Menurut Ibu Phuong, ada beberapa rumah tangga yang beternak ulat sutra dalam skala besar, menghasilkan puluhan juta dong per bulan. Di musim panas, ulat sutra tumbuh sangat cepat, rata-rata setiap 15-17 hari ulat sutra tersebut matang dan menghasilkan panen.
Seperti keluarga Ibu Phuong, selama musim puncak mereka menjual 70-80 kg/hari. Untuk melayani pelanggan, keluarganya harus membeli dari warga sekitar.
Keuntungannya memang besar, tetapi budidaya ulat sutra juga sangat sulit, sehingga para tetua adat mempunyai pepatah: "Beternak babi itu makan sambil tiduran, beternak ulat sutra itu makan sambil berdiri" karena ketika ulat sutra bebas makan, daun singkong ditebar setiap 2-3 jam sekali dan orang-orang harus begadang semalaman untuk memberi makan ulat sutra.

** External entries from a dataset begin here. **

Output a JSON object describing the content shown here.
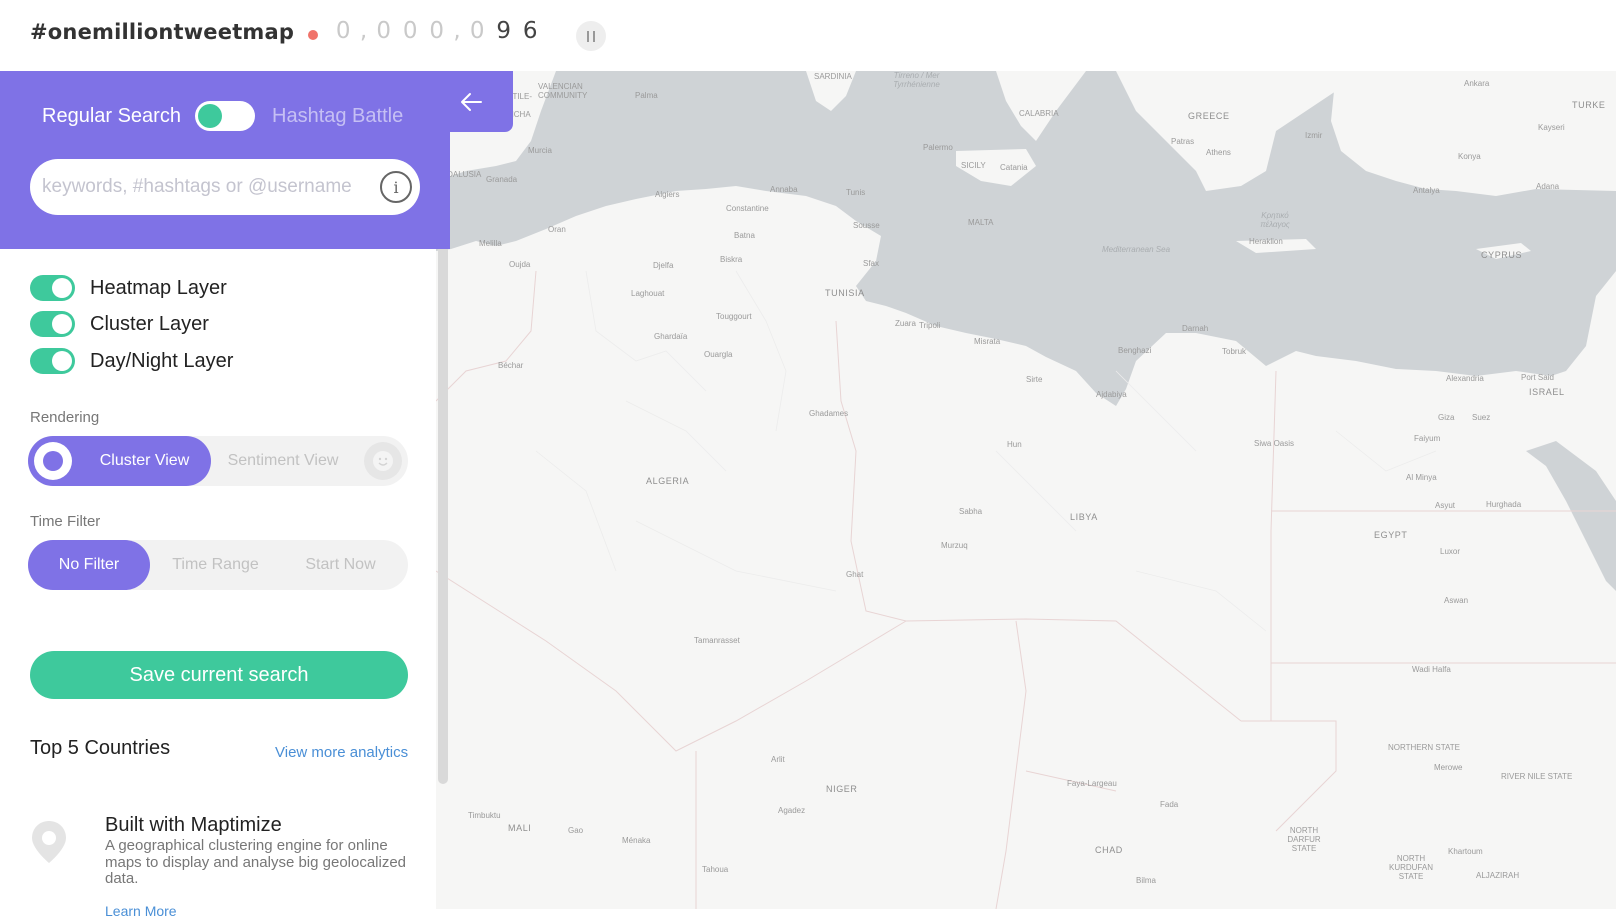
{
  "header": {
    "brand": "#onemilliontweetmap",
    "counter_digits": [
      "0",
      ",",
      "0",
      "0",
      "0",
      ",",
      "0",
      "9",
      "6"
    ],
    "pause_icon": "pause-icon"
  },
  "search": {
    "mode_regular": "Regular Search",
    "mode_hashtag": "Hashtag Battle",
    "placeholder": "keywords, #hashtags or @username",
    "value": ""
  },
  "layers": [
    {
      "label": "Heatmap Layer",
      "on": true
    },
    {
      "label": "Cluster Layer",
      "on": true
    },
    {
      "label": "Day/Night Layer",
      "on": true
    }
  ],
  "rendering": {
    "label": "Rendering",
    "options": [
      "Cluster View",
      "Sentiment View"
    ],
    "selected": "Cluster View"
  },
  "time_filter": {
    "label": "Time Filter",
    "options": [
      "No Filter",
      "Time Range",
      "Start Now"
    ],
    "selected": "No Filter"
  },
  "save_button": "Save current search",
  "top5": {
    "title": "Top 5 Countries",
    "link": "View more analytics"
  },
  "promo": {
    "title": "Built with Maptimize",
    "desc": "A geographical clustering engine for online maps to display and analyse big geolocalized data.",
    "link": "Learn More"
  },
  "map_labels": {
    "countries": [
      "ALGERIA",
      "LIBYA",
      "EGYPT",
      "TUNISIA",
      "NIGER",
      "MALI",
      "CHAD",
      "CYPRUS",
      "ISRAEL",
      "GREECE",
      "TURKE"
    ],
    "regions": [
      "SICILY",
      "CALABRIA",
      "SARDINIA",
      "MALTA",
      "ANDALUSIA",
      "NORTHERN STATE",
      "RIVER NILE STATE",
      "NORTH DARFUR STATE",
      "NORTH KURDUFAN STATE",
      "ALJAZIRAH",
      "VALENCIAN COMMUNITY",
      "CASTILE-LA MANCHA"
    ],
    "seas": [
      "Mediterranean Sea",
      "Tirreno / Mer Tyrrhénienne",
      "Κρητικό πέλαγος"
    ],
    "cities": [
      "Algiers",
      "Oran",
      "Constantine",
      "Annaba",
      "Tunis",
      "Sousse",
      "Sfax",
      "Batna",
      "Biskra",
      "Djelfa",
      "Laghouat",
      "Touggourt",
      "Ghardaïa",
      "Ouargla",
      "Béchar",
      "Oujda",
      "Melilla",
      "Granada",
      "Murcia",
      "Palma",
      "Palermo",
      "Catania",
      "Athens",
      "Patras",
      "Heraklion",
      "Izmir",
      "Antalya",
      "Konya",
      "Ankara",
      "Kayseri",
      "Adana",
      "Zuara",
      "Tripoli",
      "Misrata",
      "Benghazi",
      "Darnah",
      "Tobruk",
      "Sirte",
      "Ajdabiya",
      "Alexandria",
      "Port Said",
      "Giza",
      "Suez",
      "Faiyum",
      "Siwa Oasis",
      "Al Minya",
      "Asyut",
      "Hurghada",
      "Luxor",
      "Aswan",
      "Wadi Halfa",
      "Hun",
      "Sabha",
      "Murzuq",
      "Ghat",
      "Ghadames",
      "Tamanrasset",
      "Arlit",
      "Agadez",
      "Faya-Largeau",
      "Fada",
      "Timbuktu",
      "Gao",
      "Ménaka",
      "Tahoua",
      "Merowe",
      "Khartoum",
      "Bilma"
    ]
  },
  "colors": {
    "accent": "#7f72e6",
    "green": "#3ec99c",
    "water": "#cfd3d6",
    "land": "#f6f6f5"
  }
}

Menurut pengobatan Timur, ulat sutra matang memiliki rasa asin, berlemak, harum, dan berkhasiat menghangatkan. Ulat sutra digunakan sebagai obat untuk menyehatkan saraf, mengatasi kurang tidur dan nafsu makan, mengatasi TBC, pertumbuhan lambat pada anak-anak, mengatasi kelemahan fisik, dan mengatasi wanita yang produksi ASI-nya sedikit setelah melahirkan.
Meskipun merupakan makanan bergizi, tidak semua orang bisa makan ulat sutra. Terutama karena bentuk ulat sutra yang membuat banyak orang merasa takut pada pandangan pertama.

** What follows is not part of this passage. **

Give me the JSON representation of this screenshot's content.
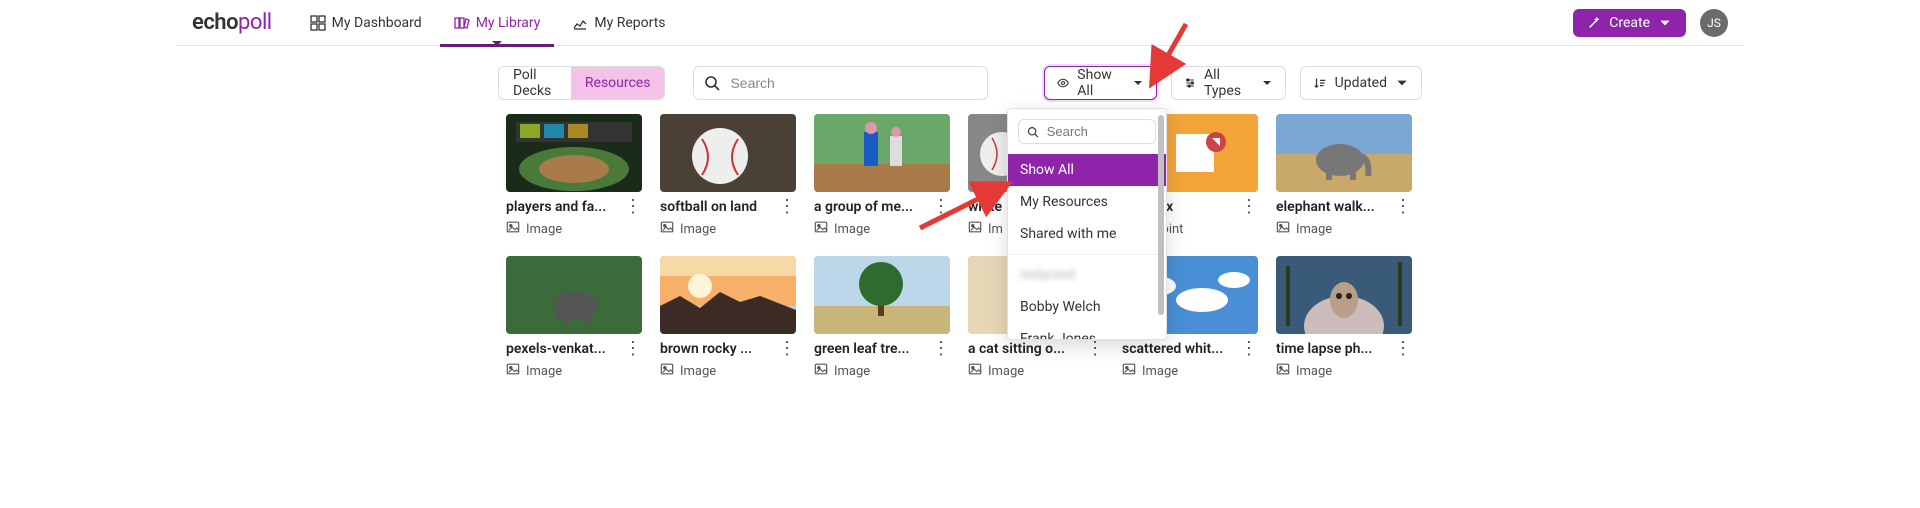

Atau ada juga yang merasa takut melihatnya tetapi ingin menjelajahi kekayaan rasa lemak dari hidangan spesial tersebut, jadi setelah merebus atau menggorengnya, mereka memotong kaki dan kepalanya, lalu menggulungnya dalam daun ara dan mencelupkannya ke dalam saus cabai.

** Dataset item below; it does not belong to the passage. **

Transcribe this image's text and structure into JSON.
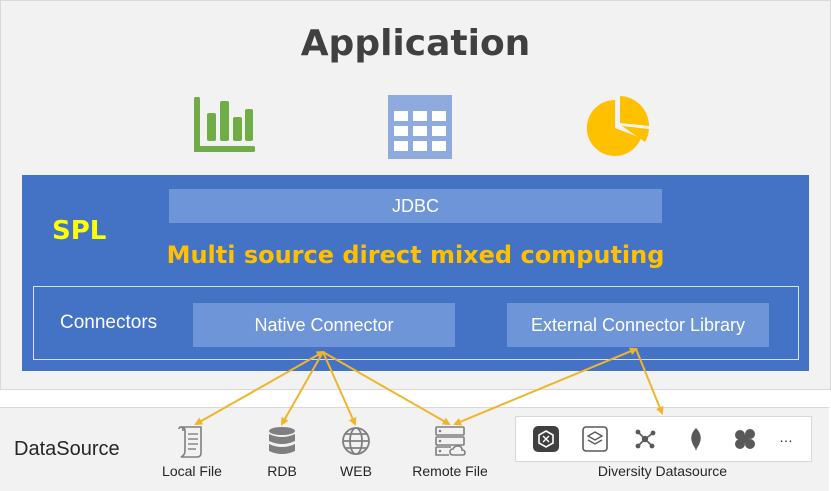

Dari bisnis ulat sutra dan singkong, Ibu Nguyen Bich Phuong tidak hanya memiliki kesempatan untuk meningkatkan pendapatan tetapi juga terhubung dengan banyak rekan senegaranya dari Phu Tho.
Hal ini membuatnya sangat bahagia karena ia mendapat teman-teman baru, berkesempatan berbincang, bertukar pikiran, serta memperkenalkan dan menyebarkan kuliner khas daerah, yang juga merupakan ciri khas budaya tanah air.